Noninvasive Brain-Machine Interface (BMI)

BMIs can be divided into two main groups: invasive and noninvasive. Noninvasive BMIs rely on reading the brain's activity without actually piercing the brain surface. The EEG is one of the earliest noninvasive BMIs, measuring the combined activity of massive groups of brain neurons through voltage differences between different parts of the brain. The EEG is performed by placing approximately 20 electrodes on the scalp; these electrodes are connected by wires to an amplifier, through which the signal is converted to a digital reading, which can then be filtered by a computer to remove any artificial interference. Once connected to the EEG, the subject can be shown different stimuli, and the brain’s electrical patterns in response to the stimuli can be studied.
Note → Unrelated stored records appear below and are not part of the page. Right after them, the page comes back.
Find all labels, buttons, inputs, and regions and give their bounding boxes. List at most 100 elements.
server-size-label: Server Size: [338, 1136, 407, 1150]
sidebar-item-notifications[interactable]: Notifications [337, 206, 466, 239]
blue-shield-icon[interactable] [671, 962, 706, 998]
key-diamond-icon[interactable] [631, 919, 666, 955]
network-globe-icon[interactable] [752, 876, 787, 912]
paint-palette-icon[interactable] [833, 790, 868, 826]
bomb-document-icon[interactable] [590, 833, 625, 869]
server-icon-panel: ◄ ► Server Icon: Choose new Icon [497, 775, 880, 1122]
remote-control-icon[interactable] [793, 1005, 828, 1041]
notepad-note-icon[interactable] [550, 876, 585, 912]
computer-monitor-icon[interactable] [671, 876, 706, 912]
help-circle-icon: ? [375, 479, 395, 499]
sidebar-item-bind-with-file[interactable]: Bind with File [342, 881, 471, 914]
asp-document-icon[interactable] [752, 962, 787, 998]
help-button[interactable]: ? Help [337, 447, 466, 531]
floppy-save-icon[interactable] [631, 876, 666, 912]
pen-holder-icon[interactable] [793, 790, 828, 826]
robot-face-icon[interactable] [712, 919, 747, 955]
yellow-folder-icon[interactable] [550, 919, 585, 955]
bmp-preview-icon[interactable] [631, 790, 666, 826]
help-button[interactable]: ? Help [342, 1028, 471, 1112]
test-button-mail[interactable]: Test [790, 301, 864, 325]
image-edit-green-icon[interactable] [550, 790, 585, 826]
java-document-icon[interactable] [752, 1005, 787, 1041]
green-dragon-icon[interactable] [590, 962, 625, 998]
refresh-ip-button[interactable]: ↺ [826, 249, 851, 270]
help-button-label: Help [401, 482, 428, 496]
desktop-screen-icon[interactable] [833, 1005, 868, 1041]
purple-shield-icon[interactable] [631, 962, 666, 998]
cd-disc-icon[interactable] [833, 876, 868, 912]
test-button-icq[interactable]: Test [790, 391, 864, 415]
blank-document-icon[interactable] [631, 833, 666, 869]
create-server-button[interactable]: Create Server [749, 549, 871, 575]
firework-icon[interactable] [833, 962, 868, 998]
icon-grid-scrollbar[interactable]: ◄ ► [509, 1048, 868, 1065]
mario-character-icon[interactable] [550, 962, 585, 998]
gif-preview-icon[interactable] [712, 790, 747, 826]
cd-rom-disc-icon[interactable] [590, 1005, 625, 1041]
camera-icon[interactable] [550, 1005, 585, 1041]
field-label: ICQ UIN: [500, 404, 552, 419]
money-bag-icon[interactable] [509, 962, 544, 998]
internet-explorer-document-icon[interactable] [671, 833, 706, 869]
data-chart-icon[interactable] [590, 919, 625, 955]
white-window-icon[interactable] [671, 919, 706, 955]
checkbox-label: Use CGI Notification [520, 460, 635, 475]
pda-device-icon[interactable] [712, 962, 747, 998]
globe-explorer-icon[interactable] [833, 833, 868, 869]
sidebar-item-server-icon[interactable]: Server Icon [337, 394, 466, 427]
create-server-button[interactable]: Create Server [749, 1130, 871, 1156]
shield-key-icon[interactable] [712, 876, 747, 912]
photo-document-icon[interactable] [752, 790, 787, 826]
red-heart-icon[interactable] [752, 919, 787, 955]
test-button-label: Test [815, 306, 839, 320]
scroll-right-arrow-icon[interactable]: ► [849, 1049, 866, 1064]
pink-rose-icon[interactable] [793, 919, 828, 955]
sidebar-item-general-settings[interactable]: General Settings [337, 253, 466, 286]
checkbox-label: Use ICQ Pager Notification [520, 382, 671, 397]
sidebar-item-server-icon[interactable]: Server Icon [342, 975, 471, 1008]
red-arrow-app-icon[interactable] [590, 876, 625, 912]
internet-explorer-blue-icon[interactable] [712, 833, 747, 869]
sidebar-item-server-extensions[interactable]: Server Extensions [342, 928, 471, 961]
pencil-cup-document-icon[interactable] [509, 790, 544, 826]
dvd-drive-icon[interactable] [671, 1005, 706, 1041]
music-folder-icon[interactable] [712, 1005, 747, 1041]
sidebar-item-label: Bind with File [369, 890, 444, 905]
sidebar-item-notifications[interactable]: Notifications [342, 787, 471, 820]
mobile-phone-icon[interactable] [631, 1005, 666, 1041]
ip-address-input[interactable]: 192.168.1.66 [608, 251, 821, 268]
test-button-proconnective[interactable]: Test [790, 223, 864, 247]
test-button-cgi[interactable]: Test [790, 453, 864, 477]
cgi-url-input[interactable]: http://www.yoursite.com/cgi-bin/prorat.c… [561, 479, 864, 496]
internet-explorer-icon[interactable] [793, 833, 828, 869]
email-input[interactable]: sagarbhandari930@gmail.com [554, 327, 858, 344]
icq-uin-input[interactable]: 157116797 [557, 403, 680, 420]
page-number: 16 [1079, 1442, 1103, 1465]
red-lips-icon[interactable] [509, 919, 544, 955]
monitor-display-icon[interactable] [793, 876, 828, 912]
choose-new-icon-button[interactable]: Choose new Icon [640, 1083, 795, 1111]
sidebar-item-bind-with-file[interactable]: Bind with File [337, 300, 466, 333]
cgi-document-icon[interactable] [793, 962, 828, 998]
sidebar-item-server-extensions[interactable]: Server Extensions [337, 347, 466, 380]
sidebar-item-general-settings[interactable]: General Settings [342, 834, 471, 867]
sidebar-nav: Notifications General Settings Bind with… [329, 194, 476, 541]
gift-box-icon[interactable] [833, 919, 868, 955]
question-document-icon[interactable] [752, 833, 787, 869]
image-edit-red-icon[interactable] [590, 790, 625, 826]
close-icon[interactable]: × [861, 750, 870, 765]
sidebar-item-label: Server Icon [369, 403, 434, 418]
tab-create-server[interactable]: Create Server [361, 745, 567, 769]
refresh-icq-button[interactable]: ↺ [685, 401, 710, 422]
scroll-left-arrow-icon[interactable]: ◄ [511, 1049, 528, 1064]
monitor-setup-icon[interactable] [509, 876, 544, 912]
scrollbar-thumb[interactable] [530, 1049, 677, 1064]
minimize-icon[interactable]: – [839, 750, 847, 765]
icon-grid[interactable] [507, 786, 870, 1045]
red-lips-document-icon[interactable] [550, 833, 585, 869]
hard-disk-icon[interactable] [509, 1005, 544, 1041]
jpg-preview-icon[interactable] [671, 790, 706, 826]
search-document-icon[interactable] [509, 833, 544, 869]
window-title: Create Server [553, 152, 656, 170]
Some EEG BMIs rely on the subject’s ability to develop control of their own brain activity using a feedback system, whereas others use algorithms that recognize EEG patterns that appear with particular voluntary intentions. Virtual-reality systems have been used to supply patients with efficient feedback systems, and subjects have been able to navigate through a virtual-reality setting by imagining themselves walking or driving. These systems can also be used for gaming TFOT.

EEG-based BMIs have been implemented to help patients suffering from body paralysis, such as the motor-neuron disease ALS. By generating certain brain patterns that are then read by the EEG, patients are able to control a computer cursor and indicate their intentions, and thereby communicate with the external world. EEGs are also reported to have enabled severely disabled tetraplegic patients grasp an object using a paralyzed hand. In these cases, the patient generated certain brain waves that were detected by an EEG and converted into external electrical muscle stimulation, which allowed the contraction of the muscles and movement of the paralyzed limb.

EEGs have many shortcomings, due to much overlapping of electrical activity in the brain as well as electrical artifacts. To achieve better resolution, electrodes can be inserted between the skull and the brain, without piercing the brain tissue, and can allegedly achieve a higher resolution of brain activity. Although noninvasive BMI techniques can improve the quality of life for some disabled patients by allowing them a limited and slow capacity of communication, they are unlikely to hold the solution for allowing patients to perform complex tasks that involve multiple degrees of freedom, such as controlling a robotic arm. These activities will be more likely achieved through invasive techniques.